The HCA–Hempel Foundation partnership seeks to tackle this challenge by embedding foundational learning at the heart of education systems, fostering stronger political leadership, institutional accountability, and evidence-based decision-making through the use of data in advocacy, policy, and planning.
A Partnership Anchored in Systemic Change
The partnership will drive system-wide transformation across Africa by strengthening political leadership, deepening accountability, and reinforcing the institutions that sustain lasting reform.
At the policy level, it will build and sustain high-level political momentum by engaging Heads of State, Ministers of Education and Finance, and other senior leaders to position foundational learning as a top development priority.
Through this engagement, the partnership will elevate foundational learning on both national and continental agendas, ensuring it remains central to broader human capital and national development strategies.
A core pillar of this effort will be the strengthening of the African Foundational Learning Ministerial Coalition—a minister-led platform for peer learning, collaboration, and mutual accountability.
By reinforcing this coalition, the partnership will help Ministers champion foundational learning within their own countries, foster cross-country exchange, and sustain a shared sense of purpose and progress.

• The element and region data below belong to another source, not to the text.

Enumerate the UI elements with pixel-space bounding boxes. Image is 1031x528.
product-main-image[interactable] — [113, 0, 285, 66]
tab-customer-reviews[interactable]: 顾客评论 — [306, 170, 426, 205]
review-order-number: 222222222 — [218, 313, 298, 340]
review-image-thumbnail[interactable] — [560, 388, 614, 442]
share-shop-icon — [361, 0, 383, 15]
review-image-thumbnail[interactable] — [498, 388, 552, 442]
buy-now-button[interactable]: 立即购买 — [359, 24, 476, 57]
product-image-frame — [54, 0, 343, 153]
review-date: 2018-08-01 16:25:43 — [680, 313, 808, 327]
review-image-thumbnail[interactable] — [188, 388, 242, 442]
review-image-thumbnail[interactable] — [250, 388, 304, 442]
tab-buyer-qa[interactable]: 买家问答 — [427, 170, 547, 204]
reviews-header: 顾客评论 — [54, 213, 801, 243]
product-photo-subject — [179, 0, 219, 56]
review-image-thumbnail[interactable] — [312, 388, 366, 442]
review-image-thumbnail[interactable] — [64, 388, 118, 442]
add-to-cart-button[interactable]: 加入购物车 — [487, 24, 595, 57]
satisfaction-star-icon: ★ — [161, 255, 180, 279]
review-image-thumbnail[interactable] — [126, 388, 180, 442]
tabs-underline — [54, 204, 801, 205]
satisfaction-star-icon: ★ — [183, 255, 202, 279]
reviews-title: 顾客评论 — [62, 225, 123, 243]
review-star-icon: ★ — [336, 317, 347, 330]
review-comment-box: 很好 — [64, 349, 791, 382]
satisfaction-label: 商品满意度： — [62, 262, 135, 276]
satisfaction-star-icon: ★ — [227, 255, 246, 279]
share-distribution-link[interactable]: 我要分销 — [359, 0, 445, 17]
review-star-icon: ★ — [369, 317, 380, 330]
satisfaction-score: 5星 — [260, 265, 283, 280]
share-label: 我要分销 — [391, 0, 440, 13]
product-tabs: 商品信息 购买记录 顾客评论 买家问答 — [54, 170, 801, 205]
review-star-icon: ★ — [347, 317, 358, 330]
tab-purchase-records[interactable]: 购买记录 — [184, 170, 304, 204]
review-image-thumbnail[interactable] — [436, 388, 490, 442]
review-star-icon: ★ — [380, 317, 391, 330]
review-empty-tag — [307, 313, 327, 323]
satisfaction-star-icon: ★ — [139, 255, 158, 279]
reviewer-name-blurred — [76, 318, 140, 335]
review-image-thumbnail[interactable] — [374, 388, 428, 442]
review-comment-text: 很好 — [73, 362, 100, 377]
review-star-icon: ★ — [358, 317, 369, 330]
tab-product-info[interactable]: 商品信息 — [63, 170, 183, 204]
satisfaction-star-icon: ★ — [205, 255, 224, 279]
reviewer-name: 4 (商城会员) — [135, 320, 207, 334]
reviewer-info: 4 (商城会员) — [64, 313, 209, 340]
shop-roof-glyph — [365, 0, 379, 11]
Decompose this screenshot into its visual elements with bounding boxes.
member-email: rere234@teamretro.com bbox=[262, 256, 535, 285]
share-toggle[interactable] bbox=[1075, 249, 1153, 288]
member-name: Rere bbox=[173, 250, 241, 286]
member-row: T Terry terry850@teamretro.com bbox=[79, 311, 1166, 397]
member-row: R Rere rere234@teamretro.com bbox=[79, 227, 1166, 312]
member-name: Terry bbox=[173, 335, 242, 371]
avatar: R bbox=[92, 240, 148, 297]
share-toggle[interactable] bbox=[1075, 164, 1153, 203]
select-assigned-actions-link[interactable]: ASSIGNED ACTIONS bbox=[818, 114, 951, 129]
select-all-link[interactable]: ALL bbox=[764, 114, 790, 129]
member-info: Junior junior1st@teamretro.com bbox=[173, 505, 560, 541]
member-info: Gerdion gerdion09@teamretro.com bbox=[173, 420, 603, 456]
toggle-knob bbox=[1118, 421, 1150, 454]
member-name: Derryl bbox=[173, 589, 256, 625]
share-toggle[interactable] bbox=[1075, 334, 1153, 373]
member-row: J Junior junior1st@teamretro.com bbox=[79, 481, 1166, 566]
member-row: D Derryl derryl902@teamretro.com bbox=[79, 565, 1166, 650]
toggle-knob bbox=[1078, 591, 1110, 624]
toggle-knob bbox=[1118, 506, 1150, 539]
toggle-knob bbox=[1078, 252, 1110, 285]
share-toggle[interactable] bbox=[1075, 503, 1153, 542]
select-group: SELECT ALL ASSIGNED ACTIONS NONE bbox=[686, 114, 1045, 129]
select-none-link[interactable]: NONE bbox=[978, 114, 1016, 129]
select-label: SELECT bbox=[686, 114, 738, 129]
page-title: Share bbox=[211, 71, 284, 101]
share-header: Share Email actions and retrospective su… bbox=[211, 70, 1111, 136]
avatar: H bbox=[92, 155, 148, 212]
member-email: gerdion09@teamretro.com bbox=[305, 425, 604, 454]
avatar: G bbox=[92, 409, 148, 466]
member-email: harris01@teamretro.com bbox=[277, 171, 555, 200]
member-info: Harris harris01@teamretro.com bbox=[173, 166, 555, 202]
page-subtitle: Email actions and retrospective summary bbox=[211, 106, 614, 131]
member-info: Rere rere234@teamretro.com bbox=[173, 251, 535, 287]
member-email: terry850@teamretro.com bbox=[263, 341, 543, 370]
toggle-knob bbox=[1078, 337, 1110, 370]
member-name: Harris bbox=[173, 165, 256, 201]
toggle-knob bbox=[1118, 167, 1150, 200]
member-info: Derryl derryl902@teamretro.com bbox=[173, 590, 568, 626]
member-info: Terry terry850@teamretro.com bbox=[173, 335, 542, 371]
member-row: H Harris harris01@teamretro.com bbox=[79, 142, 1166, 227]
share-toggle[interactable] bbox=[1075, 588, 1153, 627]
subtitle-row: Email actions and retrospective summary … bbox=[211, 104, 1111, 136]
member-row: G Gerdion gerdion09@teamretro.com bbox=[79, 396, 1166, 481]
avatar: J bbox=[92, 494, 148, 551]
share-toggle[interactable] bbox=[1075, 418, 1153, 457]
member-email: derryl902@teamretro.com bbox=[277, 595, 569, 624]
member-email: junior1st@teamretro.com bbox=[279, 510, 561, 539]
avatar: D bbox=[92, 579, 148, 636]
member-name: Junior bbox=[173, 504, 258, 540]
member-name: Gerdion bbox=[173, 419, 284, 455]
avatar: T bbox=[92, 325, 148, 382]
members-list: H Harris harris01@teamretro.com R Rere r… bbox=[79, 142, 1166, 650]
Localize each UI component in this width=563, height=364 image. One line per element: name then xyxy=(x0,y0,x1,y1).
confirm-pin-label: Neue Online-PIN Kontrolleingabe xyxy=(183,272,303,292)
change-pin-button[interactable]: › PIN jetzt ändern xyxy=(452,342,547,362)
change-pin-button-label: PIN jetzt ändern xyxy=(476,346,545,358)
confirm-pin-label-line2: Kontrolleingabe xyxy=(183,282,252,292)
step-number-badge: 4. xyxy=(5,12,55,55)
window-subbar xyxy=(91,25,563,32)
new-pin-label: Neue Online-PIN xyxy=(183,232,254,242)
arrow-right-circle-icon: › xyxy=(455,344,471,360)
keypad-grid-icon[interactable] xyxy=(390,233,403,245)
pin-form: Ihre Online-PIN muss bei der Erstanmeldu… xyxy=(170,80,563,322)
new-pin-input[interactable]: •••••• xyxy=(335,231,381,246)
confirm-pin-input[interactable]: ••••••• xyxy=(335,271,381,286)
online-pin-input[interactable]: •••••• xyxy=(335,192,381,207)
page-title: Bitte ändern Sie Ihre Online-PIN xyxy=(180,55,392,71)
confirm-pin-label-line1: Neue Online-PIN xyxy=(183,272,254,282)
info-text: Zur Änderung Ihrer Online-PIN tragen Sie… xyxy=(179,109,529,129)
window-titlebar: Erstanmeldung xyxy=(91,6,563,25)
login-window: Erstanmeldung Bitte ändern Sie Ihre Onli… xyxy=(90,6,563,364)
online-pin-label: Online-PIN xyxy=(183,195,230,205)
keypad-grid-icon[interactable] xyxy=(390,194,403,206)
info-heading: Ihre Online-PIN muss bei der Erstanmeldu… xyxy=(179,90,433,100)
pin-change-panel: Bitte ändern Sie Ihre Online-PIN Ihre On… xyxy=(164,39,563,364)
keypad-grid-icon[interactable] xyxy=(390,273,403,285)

This work will also lay the foundation for a continental accountability mechanism to track progress and guide reform, ensuring that political commitments translate into measurable outcomes for children across the region.
Complementing this advocacy focus, the partnership will support governments, in Malawi and Uganda, to embed data use and accountability at the system and district levels. By applying tools such as the Adoption Tracker and FLAT, it will strengthen monitoring, promote evidence-based decision-making, and ensure that lessons from the classroom inform policy at every level.
Together, these efforts will drive regional alignment, reinforce political will, and translate commitment into tangible improvements in learning for every child.
Dr. Obiageli “Oby” Ezekwesili, Founder and Chair of Human Capital Africa, said, ”we already know what works to get children learning — what Africa needs now is the political will, the discipline, and the partnerships to take those solutions to scale.
Foundational learning is achievable when governments lead decisively, when accountability is clear, and when the private sector and philanthropy step up alongside them.
This partnership between the Hempel Foundation and Human Capital Africa is one more example of what collaboration can do when it is anchored in evidence, transparency, and a shared belief that every African child deserves the chance to learn.”
Anders Holm, CEO of the Hempel Foundation, added ”accelerating progress in children’s learning requires strong political leadership, accountability, and the smart use of data and evidence.
Through our partnership with Human Capital Africa, we aim to strengthen all three — helping governments place foundational learning at the heart of national policies, track progress more effectively, and translate data into tangible improvements in classrooms.”